Contre ce jugement, non signifié selon les dires des parties, les sociétés KOZA PROMOTION et IMMO NAM ont régulièrement interjeté appel par exploit d’huissier du 17 mars 2016, demandant, par réformation, à être déchargées de toutes les condamnations prononcées à leur encontre en

4 première instance et à voir condamner A.) à payer à chacune d’elles une indemnité de procédure de 2.000.- euros pour la première instance. Elles sollicitent encore chacune une indemnité de procédure de 2.000.- euros pour l’instance d’appel. L’intimée conclut à la confirmation pure et simple du jugement entrepris et demande une indemnité de procédure de 2.500.- euros pour l’instance d’appel.

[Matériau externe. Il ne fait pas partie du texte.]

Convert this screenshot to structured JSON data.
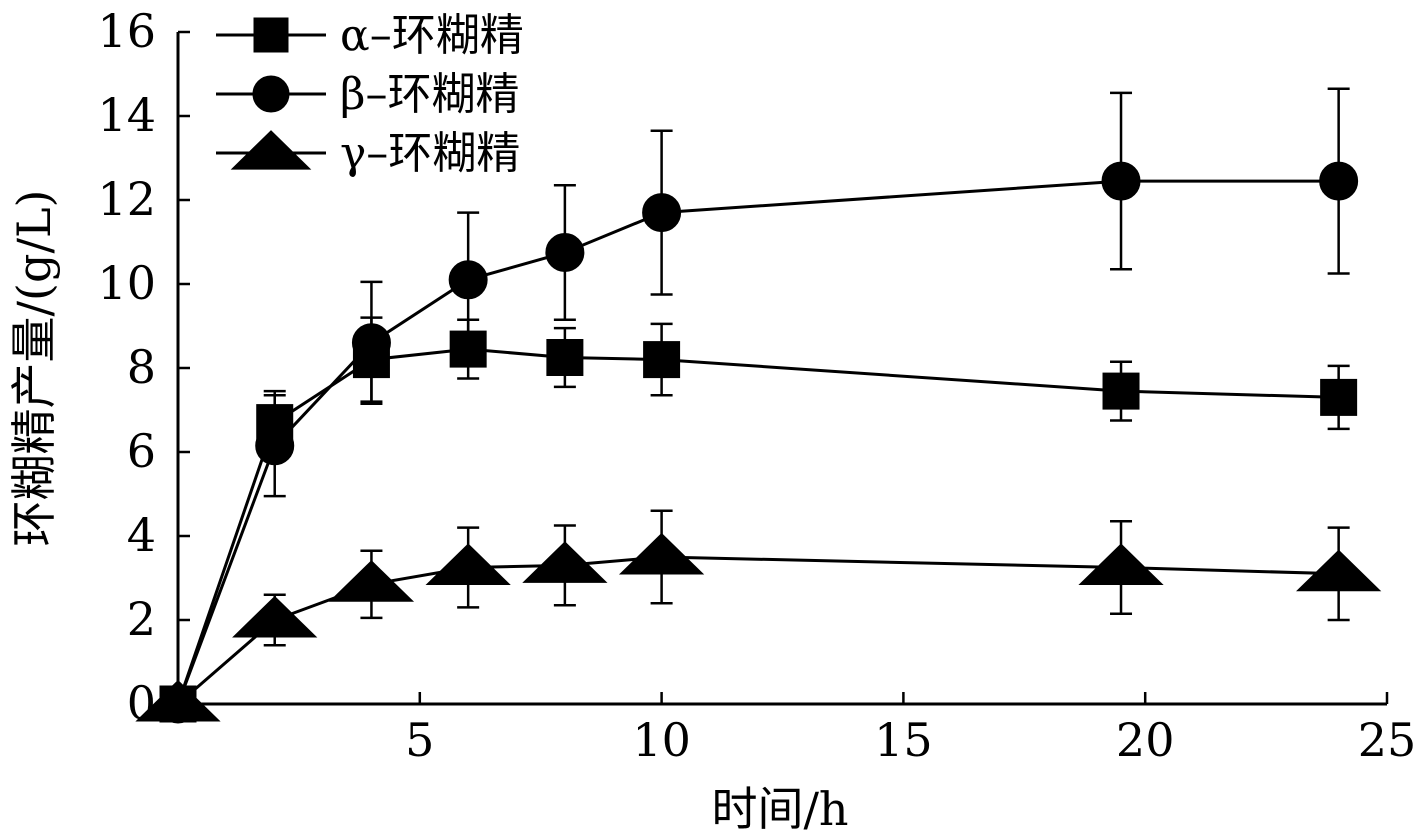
{
  "chart_data": {
    "type": "line",
    "xlabel": "时间/h",
    "ylabel": "环糊精产量/(g/L)",
    "xlim": [
      0,
      25
    ],
    "ylim": [
      0,
      16
    ],
    "xticks": [
      5,
      10,
      15,
      20,
      25
    ],
    "yticks": [
      0,
      2,
      4,
      6,
      8,
      10,
      12,
      14,
      16
    ],
    "grid": false,
    "legend_position": "top-left",
    "series": [
      {
        "name": "α–环糊精",
        "marker": "square",
        "x": [
          0,
          2,
          4,
          6,
          8,
          10,
          19.5,
          24
        ],
        "y": [
          0,
          6.7,
          8.2,
          8.45,
          8.25,
          8.2,
          7.45,
          7.3
        ],
        "err": [
          0,
          0.75,
          1.0,
          0.7,
          0.7,
          0.85,
          0.7,
          0.75
        ]
      },
      {
        "name": "β–环糊精",
        "marker": "circle",
        "x": [
          0,
          2,
          4,
          6,
          8,
          10,
          19.5,
          24
        ],
        "y": [
          0,
          6.15,
          8.6,
          10.1,
          10.75,
          11.7,
          12.45,
          12.45
        ],
        "err": [
          0,
          1.2,
          1.45,
          1.6,
          1.6,
          1.95,
          2.1,
          2.2
        ]
      },
      {
        "name": "γ–环糊精",
        "marker": "triangle",
        "x": [
          0,
          2,
          4,
          6,
          8,
          10,
          19.5,
          24
        ],
        "y": [
          0,
          2.0,
          2.85,
          3.25,
          3.3,
          3.5,
          3.25,
          3.1
        ],
        "err": [
          0,
          0.6,
          0.8,
          0.95,
          0.95,
          1.1,
          1.1,
          1.1
        ]
      }
    ]
  }
}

Moyens et prétentions des parties Les parties appelantes demandent en ordre principal à la Cour de dire que le contrat litigieux du 27 août 2014 ne s’est pas valablement formé étant donné qu’il n’y a pas eu d’accord réciproque sur la chose et sur le prix, dans la mesure où A.) pensait acquérir des lots bien précis désignés au contrat, mais que KOZA PROMOTION n’a pas voulu lui réserver ni vendre ces lots qui à cette date étaient déjà réservés sinon vendus à un tiers, mais pensait lui vendre d’autres lots. En ordre subsidiaire, les appelantes soutiennent que le contrat est sans objet, partant nul et de nul effet, pour avoir porté sur une chose qui n’existait pas, respectivement qui n’appartenait pas ou plus à KOZA PROMOTION, de sorte que l’obligation à charge de KOZA PROMOTION aurait été ab initio sans objet, respectivement aurait porté sur un objet impossible. En deuxième ordre de subsidiarité, les appelantes concluent à la nullité du contrat pour cause d’erreur, laquelle aurait porté sur la substance même de la chose, objet du contrat, respectivement sur la substance de l’engagement pris par KOZA PROMOTION, et aurait été commise au moment même de l’échange des consentements. En troisième ordre de subsidiarité, les appelantes demandent à voir prononcer la résolution judiciaire respectivement la résiliation du contrat litigieux pour faute dans le chef d’A.) qui aurait fait défaillir la condition suspensive relative à l’obtention du prêt bancaire, sinon constater la caducité dudit contrat, au motif qu’il n’est pas établi qu’A.) ait entrepris les démarches nécessaires pour obtenir un prêt bancaire à hauteur de 360.000.- euros, ni qu’elle ait obtenu un prêt bancaire pour ce montant. Elles précisent que le contrat de prêt versé par A.) n’est ni daté, ni signé, et ne porte que sur la somme de 350.000.- euros, alors que le prix du contrat a été fixé à 360.000.- euros.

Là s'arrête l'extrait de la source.